Dalam dialog tersebut, para petani garam menyampaikan bahwa salah satu kebutuhan utama mereka saat ini adalah peningkatan keterampilan dan pendampingan usaha agar mampu menghadapi tantangan pasar yang semakin kompetitif.
Perwakilan petani garam berharap kunjungan tersebut menjadi awal lahirnya program-program pemberdayaan yang berkelanjutan.
"Kami sangat berharap ada pelatihan yang benar-benar sesuai kebutuhan petani, seperti peningkatan kualitas garam, teknologi produksi, pengolahan hasil, manajemen usaha, dan pemasaran. Dengan bekal pengetahuan tersebut, kami yakin petani garam bisa lebih mandiri dan memiliki daya saing yang lebih baik," ujar salah seorang petani.
Senada dengan itu, pengurus Koperasi Garam Rakyat Tani Sari Makmur berharap sinergi dengan Kemendesa PDT mampu memperkuat peran koperasi sebagai penggerak ekonomi masyarakat pesisir.

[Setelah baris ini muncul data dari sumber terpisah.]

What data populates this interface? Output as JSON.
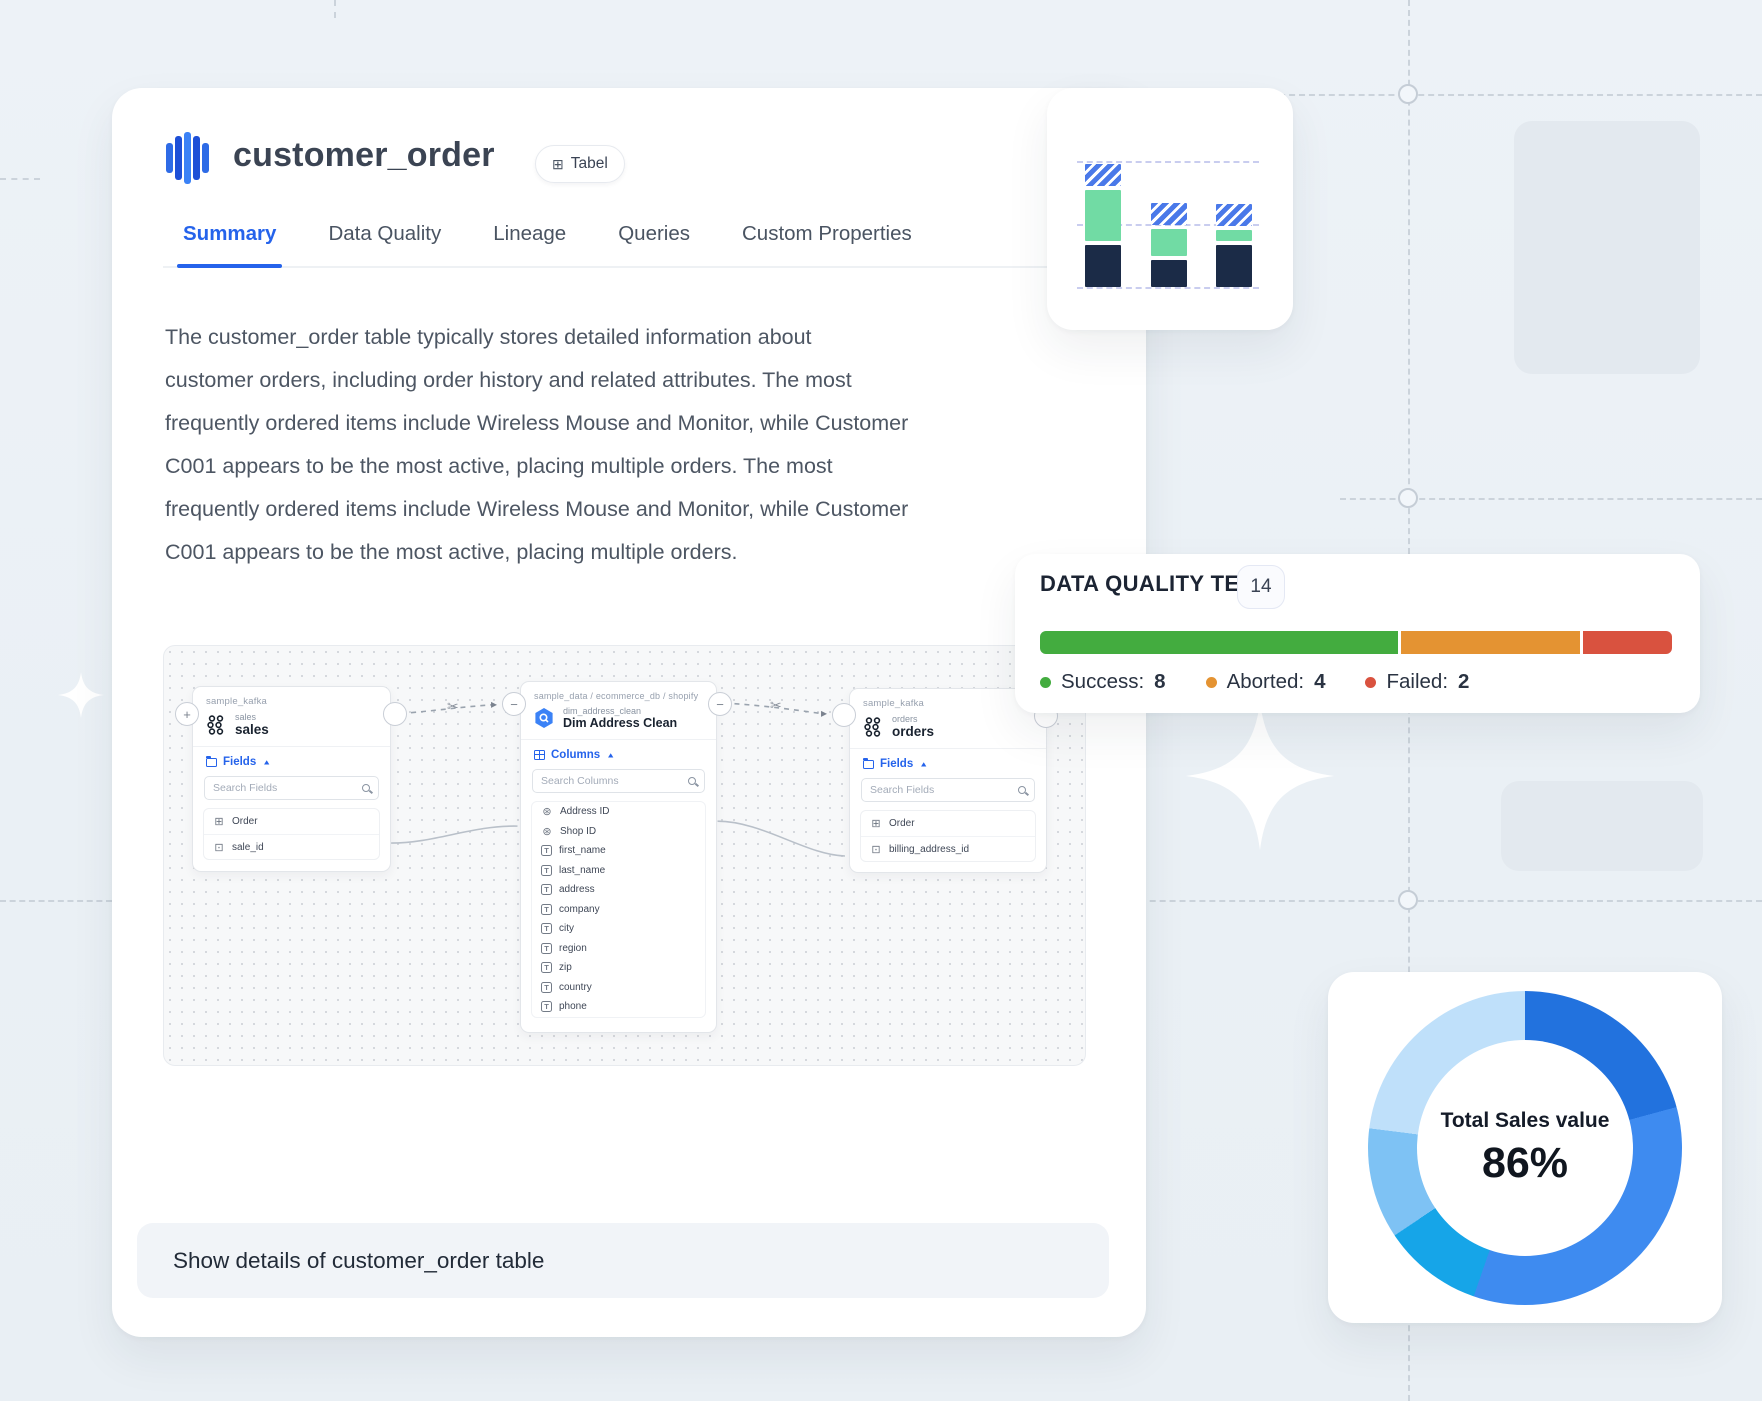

"Koperasi siap menjadi mitra pemerintah dalam menjalankan program pemberdayaan masyarakat. Kami berharap dukungan pelatihan, pendampingan, dan penguatan kelembagaan dapat meningkatkan kapasitas petani sekaligus memperkuat posisi garam rakyat Kaliori di pasar nasional," kata perwakilan koperasi.
Kecamatan Kaliori dikenal sebagai salah satu sentra produksi garam rakyat di Kabupaten Rembang. Potensi tersebut menjadi modal penting dalam mendorong pertumbuhan ekonomi desa berbasis sumber daya lokal. Melalui kunjungan ini, Kemendesa PDT menegaskan komitmennya untuk memperkuat kolaborasi dengan pemerintah desa, koperasi, dan masyarakat dalam menciptakan program pemberdayaan yang berorientasi pada peningkatan kesejahteraan masyarakat desa.
Diharapkan, hasil identifikasi lapangan dari kunjungan ini menjadi dasar penyusunan program-program strategis yang mampu meningkatkan kapasitas petani garam, memperkuat kelembagaan ekonomi desa, serta menciptakan nilai tambah bagi komoditas garam sebagai salah satu penggerak utama perekonomian desa di Kecamatan Kaliori.